Jarvis was very certain of her own rightness though in March. She was right in the narrow sense that two weeks of lockdown weren’t going to eliminate the disease. It was out of control in Britain by then – we had screwed it up earlier, although I don’t think Jarvis said that.
But then Caprice pointed out rightly that she advocated measures to contain the disease, not eliminate it. She did not claim it can or will be eliminated.
Ironically, the measures Caprice proposed were measures that were adopted by the UK government and paraded as being “the science” – the medical consensus – only a week or so later.
Jarvis’s case rested on the claim that the UK had been containing the disease effectively, before it then moved to become a pandemic. An epidemic that becomes a pandemic is not an epidemic that has been contained well. By definition, it has become a pandemic.

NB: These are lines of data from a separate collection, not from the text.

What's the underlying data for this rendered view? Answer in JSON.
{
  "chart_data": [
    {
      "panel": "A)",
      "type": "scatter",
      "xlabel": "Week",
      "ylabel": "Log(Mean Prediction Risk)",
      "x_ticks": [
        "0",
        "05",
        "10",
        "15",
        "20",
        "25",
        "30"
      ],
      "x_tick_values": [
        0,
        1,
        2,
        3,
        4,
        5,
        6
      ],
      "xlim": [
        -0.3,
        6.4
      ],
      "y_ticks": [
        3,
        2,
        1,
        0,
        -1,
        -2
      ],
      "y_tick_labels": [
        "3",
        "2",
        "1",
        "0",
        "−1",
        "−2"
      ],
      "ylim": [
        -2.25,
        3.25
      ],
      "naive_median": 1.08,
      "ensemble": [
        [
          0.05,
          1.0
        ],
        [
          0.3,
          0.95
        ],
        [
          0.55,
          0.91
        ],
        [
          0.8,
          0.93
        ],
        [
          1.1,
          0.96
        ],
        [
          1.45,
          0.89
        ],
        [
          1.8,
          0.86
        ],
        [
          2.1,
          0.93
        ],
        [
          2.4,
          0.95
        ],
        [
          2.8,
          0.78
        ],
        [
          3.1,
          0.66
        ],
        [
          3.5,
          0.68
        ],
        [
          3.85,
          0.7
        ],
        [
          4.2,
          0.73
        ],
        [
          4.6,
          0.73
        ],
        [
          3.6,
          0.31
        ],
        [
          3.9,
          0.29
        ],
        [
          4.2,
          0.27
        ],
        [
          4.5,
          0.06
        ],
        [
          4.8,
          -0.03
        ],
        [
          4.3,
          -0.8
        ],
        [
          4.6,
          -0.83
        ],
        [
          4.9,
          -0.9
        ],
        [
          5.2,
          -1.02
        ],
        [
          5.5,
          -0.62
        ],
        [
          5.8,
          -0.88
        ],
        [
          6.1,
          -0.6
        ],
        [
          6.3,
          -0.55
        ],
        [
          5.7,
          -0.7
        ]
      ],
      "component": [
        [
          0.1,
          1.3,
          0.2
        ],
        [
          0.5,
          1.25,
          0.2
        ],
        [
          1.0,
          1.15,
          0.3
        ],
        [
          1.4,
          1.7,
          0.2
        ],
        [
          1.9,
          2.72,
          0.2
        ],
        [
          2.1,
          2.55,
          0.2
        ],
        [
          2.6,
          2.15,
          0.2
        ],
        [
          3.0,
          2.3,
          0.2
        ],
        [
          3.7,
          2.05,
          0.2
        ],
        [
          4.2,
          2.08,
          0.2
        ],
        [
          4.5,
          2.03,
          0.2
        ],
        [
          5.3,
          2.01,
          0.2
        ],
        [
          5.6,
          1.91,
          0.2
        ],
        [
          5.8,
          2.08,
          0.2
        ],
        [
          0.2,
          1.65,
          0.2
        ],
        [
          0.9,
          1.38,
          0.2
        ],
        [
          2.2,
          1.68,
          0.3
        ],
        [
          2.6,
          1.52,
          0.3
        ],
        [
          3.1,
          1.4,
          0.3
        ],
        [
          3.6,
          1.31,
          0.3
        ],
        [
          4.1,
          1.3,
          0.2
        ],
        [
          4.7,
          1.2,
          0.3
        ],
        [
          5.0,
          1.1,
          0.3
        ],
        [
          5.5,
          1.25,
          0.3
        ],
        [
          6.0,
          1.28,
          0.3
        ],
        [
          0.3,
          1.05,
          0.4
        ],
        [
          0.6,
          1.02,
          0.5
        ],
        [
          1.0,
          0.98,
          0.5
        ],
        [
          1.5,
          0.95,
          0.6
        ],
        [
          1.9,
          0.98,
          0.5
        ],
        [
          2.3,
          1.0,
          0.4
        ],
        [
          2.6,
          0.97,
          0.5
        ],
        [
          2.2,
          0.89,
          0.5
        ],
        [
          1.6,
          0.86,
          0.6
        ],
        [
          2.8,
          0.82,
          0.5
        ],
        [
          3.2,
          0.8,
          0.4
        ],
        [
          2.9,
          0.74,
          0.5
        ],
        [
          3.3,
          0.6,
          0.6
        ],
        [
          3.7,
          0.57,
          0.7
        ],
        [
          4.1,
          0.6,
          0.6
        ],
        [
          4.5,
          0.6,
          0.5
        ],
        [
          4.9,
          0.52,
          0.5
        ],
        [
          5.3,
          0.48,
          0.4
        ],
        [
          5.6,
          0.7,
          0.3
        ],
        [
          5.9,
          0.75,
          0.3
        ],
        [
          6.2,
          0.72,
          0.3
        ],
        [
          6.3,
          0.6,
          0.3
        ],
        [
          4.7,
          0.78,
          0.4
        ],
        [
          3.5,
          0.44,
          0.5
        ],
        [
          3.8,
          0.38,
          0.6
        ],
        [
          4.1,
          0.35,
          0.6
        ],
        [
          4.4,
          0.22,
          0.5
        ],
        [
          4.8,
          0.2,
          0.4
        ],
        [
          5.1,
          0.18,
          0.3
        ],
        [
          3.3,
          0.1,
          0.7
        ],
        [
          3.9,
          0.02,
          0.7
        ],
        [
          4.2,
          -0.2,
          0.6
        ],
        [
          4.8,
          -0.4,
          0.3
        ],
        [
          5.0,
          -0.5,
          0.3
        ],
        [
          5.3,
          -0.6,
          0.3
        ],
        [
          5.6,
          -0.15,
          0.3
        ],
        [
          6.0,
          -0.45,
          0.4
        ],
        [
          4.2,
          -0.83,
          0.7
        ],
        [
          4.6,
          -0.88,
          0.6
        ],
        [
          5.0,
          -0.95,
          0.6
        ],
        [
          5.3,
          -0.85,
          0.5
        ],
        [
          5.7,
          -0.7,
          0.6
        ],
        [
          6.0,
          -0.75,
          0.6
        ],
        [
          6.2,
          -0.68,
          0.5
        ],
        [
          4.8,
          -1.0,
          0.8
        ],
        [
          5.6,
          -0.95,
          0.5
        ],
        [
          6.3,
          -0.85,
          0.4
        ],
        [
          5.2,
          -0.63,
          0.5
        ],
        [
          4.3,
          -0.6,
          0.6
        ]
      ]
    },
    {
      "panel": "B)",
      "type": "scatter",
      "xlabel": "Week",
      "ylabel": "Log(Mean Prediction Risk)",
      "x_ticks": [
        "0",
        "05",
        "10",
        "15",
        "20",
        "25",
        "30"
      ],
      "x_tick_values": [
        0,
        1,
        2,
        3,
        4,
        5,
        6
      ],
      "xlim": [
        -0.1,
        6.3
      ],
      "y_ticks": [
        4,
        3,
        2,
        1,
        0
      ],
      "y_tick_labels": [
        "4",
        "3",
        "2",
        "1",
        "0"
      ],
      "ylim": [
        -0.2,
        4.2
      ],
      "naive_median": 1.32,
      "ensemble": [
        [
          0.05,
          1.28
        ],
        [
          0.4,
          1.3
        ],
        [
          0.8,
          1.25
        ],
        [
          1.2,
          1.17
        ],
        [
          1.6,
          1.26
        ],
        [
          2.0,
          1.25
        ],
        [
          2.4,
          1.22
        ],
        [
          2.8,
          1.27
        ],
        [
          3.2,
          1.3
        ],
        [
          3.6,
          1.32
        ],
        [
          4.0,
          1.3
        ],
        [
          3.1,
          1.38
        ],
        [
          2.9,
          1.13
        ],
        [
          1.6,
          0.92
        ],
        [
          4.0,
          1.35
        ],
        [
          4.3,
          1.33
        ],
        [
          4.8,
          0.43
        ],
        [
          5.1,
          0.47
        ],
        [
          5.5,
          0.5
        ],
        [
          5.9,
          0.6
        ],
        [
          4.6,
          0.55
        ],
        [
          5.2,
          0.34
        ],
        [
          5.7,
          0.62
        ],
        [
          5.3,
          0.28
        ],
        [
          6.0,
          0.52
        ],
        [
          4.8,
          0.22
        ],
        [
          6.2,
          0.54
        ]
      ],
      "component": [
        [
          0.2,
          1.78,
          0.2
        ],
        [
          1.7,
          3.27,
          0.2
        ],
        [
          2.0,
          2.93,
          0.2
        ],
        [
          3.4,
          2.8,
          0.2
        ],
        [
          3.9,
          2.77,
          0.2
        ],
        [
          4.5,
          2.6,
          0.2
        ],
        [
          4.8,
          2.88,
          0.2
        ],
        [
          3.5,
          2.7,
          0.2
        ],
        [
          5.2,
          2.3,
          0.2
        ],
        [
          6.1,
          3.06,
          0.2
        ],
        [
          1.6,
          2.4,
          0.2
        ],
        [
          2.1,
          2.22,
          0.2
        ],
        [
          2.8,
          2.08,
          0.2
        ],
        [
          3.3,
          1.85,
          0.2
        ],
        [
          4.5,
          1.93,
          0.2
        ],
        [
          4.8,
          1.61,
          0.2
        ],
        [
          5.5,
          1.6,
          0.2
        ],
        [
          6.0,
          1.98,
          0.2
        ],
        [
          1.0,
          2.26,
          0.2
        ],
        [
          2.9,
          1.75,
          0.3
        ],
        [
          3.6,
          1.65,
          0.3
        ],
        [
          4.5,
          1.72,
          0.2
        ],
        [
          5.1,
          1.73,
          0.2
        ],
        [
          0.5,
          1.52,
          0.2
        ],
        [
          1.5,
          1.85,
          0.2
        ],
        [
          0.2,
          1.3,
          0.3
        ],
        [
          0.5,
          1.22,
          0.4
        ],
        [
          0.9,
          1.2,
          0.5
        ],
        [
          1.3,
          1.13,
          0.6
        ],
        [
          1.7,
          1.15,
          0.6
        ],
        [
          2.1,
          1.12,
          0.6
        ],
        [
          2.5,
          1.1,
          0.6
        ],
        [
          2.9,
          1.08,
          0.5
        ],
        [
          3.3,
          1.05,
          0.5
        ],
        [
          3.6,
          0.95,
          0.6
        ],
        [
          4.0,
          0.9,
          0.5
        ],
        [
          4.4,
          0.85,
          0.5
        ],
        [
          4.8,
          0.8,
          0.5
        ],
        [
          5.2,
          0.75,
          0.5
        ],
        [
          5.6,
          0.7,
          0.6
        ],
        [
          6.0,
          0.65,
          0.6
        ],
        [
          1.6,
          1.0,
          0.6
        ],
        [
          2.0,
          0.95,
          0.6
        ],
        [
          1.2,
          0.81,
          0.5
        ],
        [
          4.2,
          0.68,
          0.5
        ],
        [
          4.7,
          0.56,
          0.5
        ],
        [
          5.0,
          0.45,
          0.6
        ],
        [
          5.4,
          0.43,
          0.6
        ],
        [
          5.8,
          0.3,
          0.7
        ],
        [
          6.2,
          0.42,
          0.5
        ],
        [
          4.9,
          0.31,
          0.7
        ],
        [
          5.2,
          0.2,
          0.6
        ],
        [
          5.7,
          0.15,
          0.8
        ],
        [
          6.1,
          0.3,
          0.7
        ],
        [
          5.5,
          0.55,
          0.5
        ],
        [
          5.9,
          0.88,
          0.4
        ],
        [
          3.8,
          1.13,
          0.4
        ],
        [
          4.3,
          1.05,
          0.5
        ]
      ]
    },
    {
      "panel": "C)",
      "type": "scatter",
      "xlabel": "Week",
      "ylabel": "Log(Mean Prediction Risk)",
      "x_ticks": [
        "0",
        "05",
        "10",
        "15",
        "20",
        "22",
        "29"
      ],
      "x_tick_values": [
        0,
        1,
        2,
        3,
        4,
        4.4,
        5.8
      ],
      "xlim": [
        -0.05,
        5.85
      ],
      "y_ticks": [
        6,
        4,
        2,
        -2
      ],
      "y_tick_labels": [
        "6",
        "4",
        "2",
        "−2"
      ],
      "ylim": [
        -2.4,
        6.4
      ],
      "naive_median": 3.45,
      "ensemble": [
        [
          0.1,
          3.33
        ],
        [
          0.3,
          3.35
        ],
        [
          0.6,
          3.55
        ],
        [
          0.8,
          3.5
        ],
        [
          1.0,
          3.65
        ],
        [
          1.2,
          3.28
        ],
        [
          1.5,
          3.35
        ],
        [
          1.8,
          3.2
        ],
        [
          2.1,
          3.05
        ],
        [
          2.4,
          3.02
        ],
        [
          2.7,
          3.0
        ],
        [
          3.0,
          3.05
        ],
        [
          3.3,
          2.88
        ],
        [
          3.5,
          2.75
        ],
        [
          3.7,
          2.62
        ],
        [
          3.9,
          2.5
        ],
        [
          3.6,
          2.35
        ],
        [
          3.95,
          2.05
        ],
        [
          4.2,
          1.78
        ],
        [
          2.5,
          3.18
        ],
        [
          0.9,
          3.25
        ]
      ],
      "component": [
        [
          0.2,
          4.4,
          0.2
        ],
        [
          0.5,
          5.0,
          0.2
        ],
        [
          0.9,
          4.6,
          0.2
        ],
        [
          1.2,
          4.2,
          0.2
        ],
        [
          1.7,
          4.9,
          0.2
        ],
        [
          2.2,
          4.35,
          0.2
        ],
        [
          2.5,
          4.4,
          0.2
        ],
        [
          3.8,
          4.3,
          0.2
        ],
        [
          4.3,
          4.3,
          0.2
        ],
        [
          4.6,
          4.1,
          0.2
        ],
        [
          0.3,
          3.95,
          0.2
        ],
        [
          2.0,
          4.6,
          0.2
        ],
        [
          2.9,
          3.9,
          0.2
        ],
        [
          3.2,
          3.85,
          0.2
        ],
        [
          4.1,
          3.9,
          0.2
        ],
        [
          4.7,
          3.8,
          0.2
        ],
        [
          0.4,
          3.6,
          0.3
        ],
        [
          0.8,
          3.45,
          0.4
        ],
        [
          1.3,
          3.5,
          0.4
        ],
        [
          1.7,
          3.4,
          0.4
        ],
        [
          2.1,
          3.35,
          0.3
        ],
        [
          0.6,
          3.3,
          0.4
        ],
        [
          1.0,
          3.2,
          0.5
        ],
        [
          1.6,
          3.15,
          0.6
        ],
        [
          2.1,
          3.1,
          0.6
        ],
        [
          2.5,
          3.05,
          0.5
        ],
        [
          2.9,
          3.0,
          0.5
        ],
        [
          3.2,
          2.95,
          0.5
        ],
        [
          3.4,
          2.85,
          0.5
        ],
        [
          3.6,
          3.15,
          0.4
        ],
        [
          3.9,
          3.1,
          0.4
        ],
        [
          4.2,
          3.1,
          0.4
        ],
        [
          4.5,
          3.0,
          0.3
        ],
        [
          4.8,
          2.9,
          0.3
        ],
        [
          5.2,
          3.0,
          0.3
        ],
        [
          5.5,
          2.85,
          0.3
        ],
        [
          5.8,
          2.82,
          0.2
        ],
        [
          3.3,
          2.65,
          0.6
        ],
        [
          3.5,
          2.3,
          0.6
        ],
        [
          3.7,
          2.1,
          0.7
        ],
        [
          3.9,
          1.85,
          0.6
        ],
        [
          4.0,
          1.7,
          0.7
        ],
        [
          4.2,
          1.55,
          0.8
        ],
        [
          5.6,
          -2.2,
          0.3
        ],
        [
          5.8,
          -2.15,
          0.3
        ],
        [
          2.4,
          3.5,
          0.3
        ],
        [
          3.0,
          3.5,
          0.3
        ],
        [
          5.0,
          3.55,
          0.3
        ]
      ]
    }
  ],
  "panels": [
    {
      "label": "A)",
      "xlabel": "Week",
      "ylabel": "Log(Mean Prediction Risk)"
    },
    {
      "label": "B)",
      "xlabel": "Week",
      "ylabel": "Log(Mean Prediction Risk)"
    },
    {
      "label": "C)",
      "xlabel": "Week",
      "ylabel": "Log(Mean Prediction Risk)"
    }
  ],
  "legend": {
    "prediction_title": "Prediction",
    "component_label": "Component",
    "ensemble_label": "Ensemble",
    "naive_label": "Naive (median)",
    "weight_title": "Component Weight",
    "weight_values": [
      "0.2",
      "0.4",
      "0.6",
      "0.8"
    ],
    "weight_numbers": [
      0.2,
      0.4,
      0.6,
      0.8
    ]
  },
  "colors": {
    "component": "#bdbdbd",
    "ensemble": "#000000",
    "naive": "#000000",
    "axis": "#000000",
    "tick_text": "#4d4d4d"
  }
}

The Jarvis position was – as far as it is possible – to tell in tune with the national mood, or much of it, in March. When this show aired the public consensus – the critical SAGE meetings had just taken place – from the medics and scientists was that we were progressing through a brilliant British plan in a stately fashion.
In terms of public debate, March was a loud mess. Total lockdown seemed remote as a possibility until the tail end of February, even for those of us who stock-piled in case. Many of us wanted to believe that authority knew what it was doing.
Look, I fell for it myself, even though I had stock-piled and we were setting up to shield. A few days earlier, before the Jarvis v Caprice clash, for The Times I praised the government for following the science and the medical advice, whatever that means, as though it is a single truth. We all know a lot more now, but still not enough, even some alleged experts.
Either way, this episode provides a window through which to glimpse the hysteria of March and the way many of us were swayed. At the very least, that snapshot from Vine’s show demonstrates the importance of humility and listening calmly to divergent views and perspectives.
Caprice has not been invited back to the Vine show since, I’m told. They should remedy that, promptly.